GPS_UHR will only update your time if it's off by a few minutes.

I don't think the settings above will keep your clock in sync all the time, but maybe on a pre-determined interval or only whenever you connect to Live, but not so often.


----------



## 2014_F15 (Mar 4, 2014)

TokenMaster said:


> I found the following settings:
> 
> HU_NBT > 3000 HMI > CLOCK_CHANGE_AUTOMATIC = aktiv
> 
> This will add a checkbox on your settings and will synchronize with BMW Live servers when the car is connected.


I recently tried coding this on an i3, but I could not get it to work, the checkbox for automatically setting the clock would not appear. I've coded this on other cars, so I was a little confused as to why it was not working on the i3. After digging around HU_NBT some more, I found that there is another function called SETTINGS_TIME_AUTOMATIC and it had options for nicht active, nav or online. Setting it to "online", along with CLOCK_CHANGE_AUTOMATIC coded as above, fixed the problem and the check box appeared.

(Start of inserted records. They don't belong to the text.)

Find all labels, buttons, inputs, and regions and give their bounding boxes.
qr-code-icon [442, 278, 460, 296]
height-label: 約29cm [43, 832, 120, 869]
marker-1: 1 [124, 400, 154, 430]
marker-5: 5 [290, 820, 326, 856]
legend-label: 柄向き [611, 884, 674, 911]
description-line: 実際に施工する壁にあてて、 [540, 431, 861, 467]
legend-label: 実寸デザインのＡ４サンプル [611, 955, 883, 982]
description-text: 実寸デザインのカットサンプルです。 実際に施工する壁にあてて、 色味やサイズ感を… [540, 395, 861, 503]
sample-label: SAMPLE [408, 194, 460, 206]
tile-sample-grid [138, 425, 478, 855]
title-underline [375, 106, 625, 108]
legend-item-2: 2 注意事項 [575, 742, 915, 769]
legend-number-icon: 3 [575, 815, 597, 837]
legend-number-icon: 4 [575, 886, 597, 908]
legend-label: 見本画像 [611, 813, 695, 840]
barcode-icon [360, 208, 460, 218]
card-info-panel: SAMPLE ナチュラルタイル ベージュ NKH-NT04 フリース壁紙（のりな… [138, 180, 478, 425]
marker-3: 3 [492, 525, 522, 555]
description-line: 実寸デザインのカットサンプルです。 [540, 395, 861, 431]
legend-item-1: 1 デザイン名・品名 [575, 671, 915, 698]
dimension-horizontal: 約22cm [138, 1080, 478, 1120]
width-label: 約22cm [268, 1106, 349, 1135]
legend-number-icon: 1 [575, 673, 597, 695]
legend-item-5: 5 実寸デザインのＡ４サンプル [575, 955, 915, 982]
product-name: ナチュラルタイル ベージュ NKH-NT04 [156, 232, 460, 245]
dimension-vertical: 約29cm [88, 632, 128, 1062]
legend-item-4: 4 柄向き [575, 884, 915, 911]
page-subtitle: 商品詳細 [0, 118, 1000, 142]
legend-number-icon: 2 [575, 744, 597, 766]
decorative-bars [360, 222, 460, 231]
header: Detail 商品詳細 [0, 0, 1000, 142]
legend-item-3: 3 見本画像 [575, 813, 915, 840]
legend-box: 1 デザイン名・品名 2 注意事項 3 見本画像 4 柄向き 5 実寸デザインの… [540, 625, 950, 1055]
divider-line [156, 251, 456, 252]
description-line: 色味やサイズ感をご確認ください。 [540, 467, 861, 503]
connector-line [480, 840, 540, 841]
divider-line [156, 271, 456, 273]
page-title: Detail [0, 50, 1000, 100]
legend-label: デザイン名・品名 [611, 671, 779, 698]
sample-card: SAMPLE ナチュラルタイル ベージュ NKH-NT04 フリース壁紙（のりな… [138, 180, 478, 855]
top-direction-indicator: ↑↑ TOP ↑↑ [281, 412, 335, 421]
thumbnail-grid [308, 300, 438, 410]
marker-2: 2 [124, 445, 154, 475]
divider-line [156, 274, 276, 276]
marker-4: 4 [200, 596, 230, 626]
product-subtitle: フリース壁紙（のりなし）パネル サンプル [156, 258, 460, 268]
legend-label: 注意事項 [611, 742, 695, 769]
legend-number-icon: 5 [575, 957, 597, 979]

I'm not sure if this is an i3 issue, but just a heads up to anyone who can't get the first function to work, take a look for the second one too.


----------



## ap90500 (Oct 23, 2013)

I have always just coded SETTINGS_TIME_AUTOMATIC -> nav and it has worked without a problem. This obviously gets time from GPS system. I have not tried to drive to another time zone though.


----------



## Almaretto (Nov 17, 2015)

These were my factory settings:

CLOCK_CHANGE_AUTOMATIC = aktiv
SWITCH_MLS_MI = aktiv
SETTINGS_TIME_AUTOMATIC = online

Only time I have issue is if I do some coding then I just uncheck and recheck automatic box and it sets clock right.


----------